Likewise, it is also important to limit or avoid the reproduction of the mosquito. To achieve this, certain measures must be taken, such as: avoiding storing containers with stagnant water in the home; Do not store stacked objects such as garbage in places such as the patio, since rainwater can accumulate there and keep rain drains uncovered so that water does not accumulate there.

However, in the case of yellow fever, there is also a vaccine, the effect of which lasts for 10 years. This has proven to be one of the most effective measures to prevent the spread of the disease, especially in those who travel to places where it is very common..

References

  1. Berti, J. (2014). Aedes albopictus: Bionomics, ecology, distribution and role in the transmission of Arbovirus in Venezuela. Lecture given at the XII Dr Arnaldo Gabaldón Scientific Conference. December 2014.
  2. Brusca, R. C. & Brusca, G. J., (2005). Invertebrates, 2nd edition. McGraw-Hill-Interamericana, Madrid
  3. Curtis, H., Barnes, S., Schneck, A. and Massarini, A. (2008). Biology.
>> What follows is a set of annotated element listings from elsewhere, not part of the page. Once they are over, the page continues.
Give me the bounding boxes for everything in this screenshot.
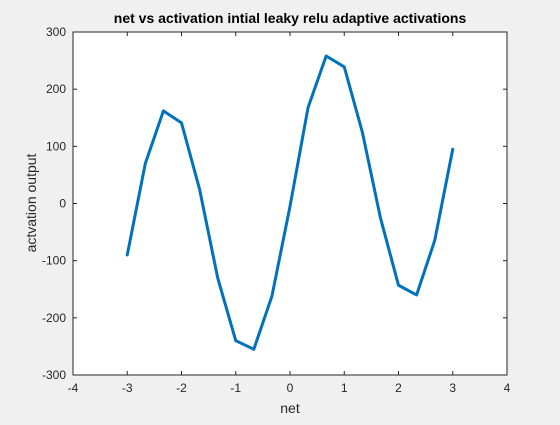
- series-line: [125, 54, 455, 351]
- axes-box: [72, 31, 508, 376]
- y-tick-label: -200: [42, 311, 66, 325]
- chart-title: net vs activation intial leaky relu adap…: [114, 10, 467, 26]
- x-tick-label: -2: [176, 381, 187, 395]
- y-tick-label: 200: [46, 82, 66, 96]
- x-tick-label: 4: [504, 381, 511, 395]
- y-tick-labels: -300 -200 -100 0 100 200 300: [42, 25, 66, 382]
- x-tick-label: 3: [449, 381, 456, 395]
- y-tick-label: -300: [42, 368, 66, 382]
- x-tick-label: -3: [122, 381, 133, 395]
- x-tick-labels: -4 -3 -2 -1 0 1 2 3 4: [68, 381, 511, 395]
- x-tick-label: 2: [395, 381, 402, 395]
- y-axis-label: actvation output: [23, 153, 39, 252]
- x-axis-label: net: [280, 400, 300, 416]
- y-tick-label: 0: [59, 197, 66, 211]
- x-tick-label: -4: [68, 381, 79, 395]
- y-tick-label: 300: [46, 25, 66, 39]
- y-tick-label: -100: [42, 254, 66, 268]
- y-tick-label: 100: [46, 139, 66, 153]
- x-tick-label: 1: [341, 381, 348, 395]
- x-tick-label: -1: [230, 381, 241, 395]
- x-tick-label: 0: [287, 381, 294, 395]
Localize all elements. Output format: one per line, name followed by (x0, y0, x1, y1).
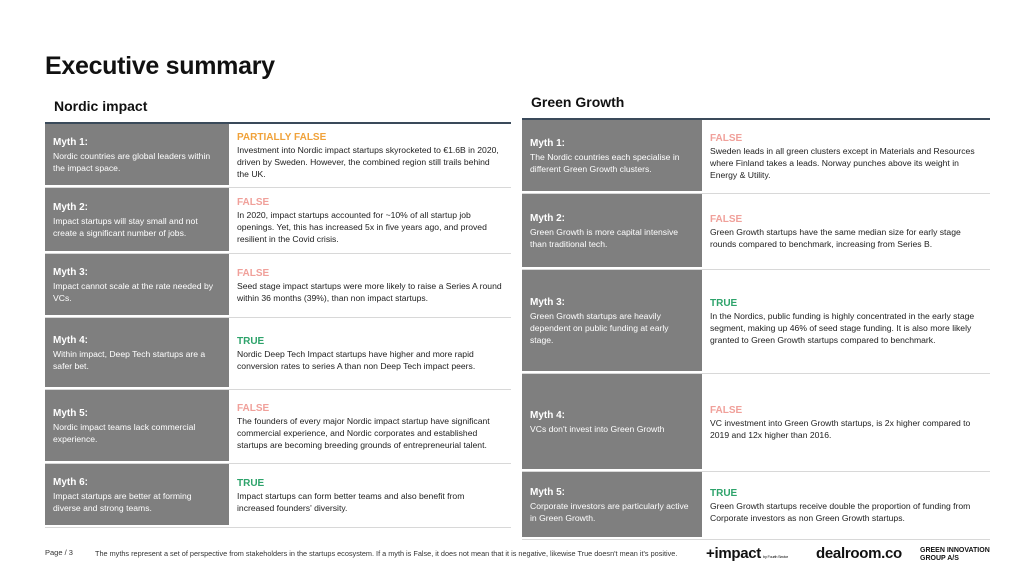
verdict-explanation: Green Growth startups have the same medi… (710, 226, 961, 249)
myth-label: Myth 1: (530, 137, 565, 149)
myth-cell: Myth 2: Impact startups will stay small a… (45, 188, 229, 253)
myth-statement: VCs don't invest into Green Growth (530, 423, 665, 434)
myth-row: Myth 3: Green Growth startups are heavily… (522, 270, 990, 374)
verdict-explanation: In the Nordics, public funding is highly… (710, 310, 975, 346)
verdict-label: FALSE (237, 267, 270, 279)
myth-statement: Within impact, Deep Tech startups are a … (53, 348, 206, 371)
verdict-cell: PARTIALLY FALSE Investment into Nordic im… (229, 124, 511, 187)
verdict-label: FALSE (710, 132, 743, 144)
impact-logo: +impact by Fourth Sector (706, 545, 788, 562)
verdict-explanation: Impact startups can form better teams an… (237, 490, 465, 513)
myth-cell: Myth 6: Impact startups are better at for… (45, 464, 229, 527)
verdict-label: TRUE (237, 335, 265, 347)
myth-statement: Green Growth startups are heavily depend… (530, 310, 669, 345)
myth-row: Myth 4: VCs don't invest into Green Growt… (522, 374, 990, 472)
verdict-explanation: In 2020, impact startups accounted for ~… (237, 209, 487, 245)
myth-statement: The Nordic countries each specialise in … (530, 151, 680, 174)
myth-list: Myth 1: The Nordic countries each special… (522, 120, 990, 540)
myth-cell: Myth 1: Nordic countries are global leade… (45, 124, 229, 187)
myth-cell: Myth 1: The Nordic countries each special… (522, 120, 702, 193)
page-number: Page / 3 (45, 548, 73, 557)
verdict-label: TRUE (710, 297, 738, 309)
myth-row: Myth 2: Green Growth is more capital inte… (522, 194, 990, 270)
myth-cell: Myth 4: Within impact, Deep Tech startups… (45, 318, 229, 389)
verdict-label: FALSE (710, 404, 743, 416)
myth-cell: Myth 5: Nordic impact teams lack commerci… (45, 390, 229, 463)
myth-statement: Green Growth is more capital intensive t… (530, 226, 679, 249)
verdict-cell: FALSE Green Growth startups have the same… (702, 194, 990, 269)
section-divider (522, 118, 990, 120)
nordic-impact-section: Nordic impact Myth 1: Nordic countries ar… (45, 96, 511, 528)
verdict-explanation: Sweden leads in all green clusters excep… (710, 145, 975, 181)
myth-row: Myth 4: Within impact, Deep Tech startups… (45, 318, 511, 390)
verdict-explanation: VC investment into Green Growth startups… (710, 417, 971, 440)
verdict-explanation: Nordic Deep Tech Impact startups have hi… (237, 348, 476, 371)
verdict-label: TRUE (710, 487, 738, 499)
verdict-cell: TRUE Impact startups can form better team… (229, 464, 511, 527)
myth-label: Myth 5: (530, 486, 565, 498)
verdict-cell: FALSE Sweden leads in all green clusters … (702, 120, 990, 193)
green-growth-section: Green Growth Myth 1: The Nordic countries… (522, 92, 990, 540)
section-title: Green Growth (531, 94, 625, 110)
myth-label: Myth 2: (53, 201, 88, 213)
myth-row: Myth 2: Impact startups will stay small a… (45, 188, 511, 254)
verdict-explanation: Seed stage impact startups were more lik… (237, 280, 502, 303)
myth-cell: Myth 5: Corporate investors are particula… (522, 472, 702, 539)
verdict-cell: TRUE In the Nordics, public funding is hi… (702, 270, 990, 373)
myth-row: Myth 1: The Nordic countries each special… (522, 120, 990, 194)
myth-cell: Myth 3: Green Growth startups are heavily… (522, 270, 702, 373)
myth-list: Myth 1: Nordic countries are global leade… (45, 124, 511, 528)
page-title: Executive summary (45, 52, 275, 80)
myth-cell: Myth 3: Impact cannot scale at the rate n… (45, 254, 229, 317)
myth-statement: Corporate investors are particularly act… (530, 500, 689, 523)
myth-row: Myth 6: Impact startups are better at for… (45, 464, 511, 528)
myth-label: Myth 6: (53, 476, 88, 488)
myth-cell: Myth 4: VCs don't invest into Green Growt… (522, 374, 702, 471)
verdict-cell: FALSE VC investment into Green Growth sta… (702, 374, 990, 471)
myth-statement: Impact cannot scale at the rate needed b… (53, 280, 214, 303)
verdict-cell: FALSE The founders of every major Nordic … (229, 390, 511, 463)
myth-label: Myth 4: (530, 409, 565, 421)
myth-row: Myth 5: Nordic impact teams lack commerci… (45, 390, 511, 464)
section-title: Nordic impact (54, 98, 148, 114)
myth-row: Myth 5: Corporate investors are particula… (522, 472, 990, 540)
verdict-cell: FALSE Seed stage impact startups were mor… (229, 254, 511, 317)
myth-row: Myth 3: Impact cannot scale at the rate n… (45, 254, 511, 318)
verdict-label: FALSE (237, 402, 270, 414)
verdict-label: FALSE (237, 196, 270, 208)
verdict-label: TRUE (237, 477, 265, 489)
myth-row: Myth 1: Nordic countries are global leade… (45, 124, 511, 188)
myth-cell: Myth 2: Green Growth is more capital inte… (522, 194, 702, 269)
verdict-label: FALSE (710, 213, 743, 225)
myth-label: Myth 4: (53, 334, 88, 346)
verdict-explanation: Green Growth startups receive double the… (710, 500, 971, 523)
myth-statement: Nordic impact teams lack commercial expe… (53, 421, 196, 444)
verdict-cell: TRUE Green Growth startups receive double… (702, 472, 990, 539)
verdict-explanation: The founders of every major Nordic impac… (237, 415, 490, 451)
myth-label: Myth 3: (53, 266, 88, 278)
myth-label: Myth 1: (53, 136, 88, 148)
myth-statement: Impact startups will stay small and not … (53, 215, 198, 238)
myth-label: Myth 2: (530, 212, 565, 224)
verdict-cell: TRUE Nordic Deep Tech Impact startups hav… (229, 318, 511, 389)
section-divider (45, 122, 511, 124)
verdict-cell: FALSE In 2020, impact startups accounted … (229, 188, 511, 253)
myth-statement: Nordic countries are global leaders with… (53, 150, 211, 173)
footnote: The myths represent a set of perspective… (95, 549, 678, 558)
verdict-label: PARTIALLY FALSE (237, 131, 327, 143)
green-innovation-group-logo: GREEN INNOVATION GROUP A/S (920, 547, 990, 562)
myth-label: Myth 3: (530, 296, 565, 308)
verdict-explanation: Investment into Nordic impact startups s… (237, 144, 499, 180)
myth-statement: Impact startups are better at forming di… (53, 490, 192, 513)
myth-label: Myth 5: (53, 407, 88, 419)
dealroom-logo: dealroom.co (816, 545, 902, 562)
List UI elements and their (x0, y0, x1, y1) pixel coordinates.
Editorial Médica Panamericana. 7th edition.
  4. Hawley, W. (1989). The biology of Aedes albopictus. Journal of the Americam Mosquito Control Association Supplement. 4
  5. Hickman, C. P., Roberts, L. S., Larson, A., Ober, W. C., & Garrison, C. (2001). Integrated principles of zoology (Vol. 15). McGraw-Hill.
  6. Marín, J., Rueda, J. and Alarcón, P. (2014). Ten years of "Aedes albopíctus”In Spain: Chronicle of an announced invasion. Avedila Veterinary Laboratory. 67
  7. Rey, J. and Lounibos, P. (2015). Ecology of Aedes aegypti Y Aedes albopictus in America and disease transmission.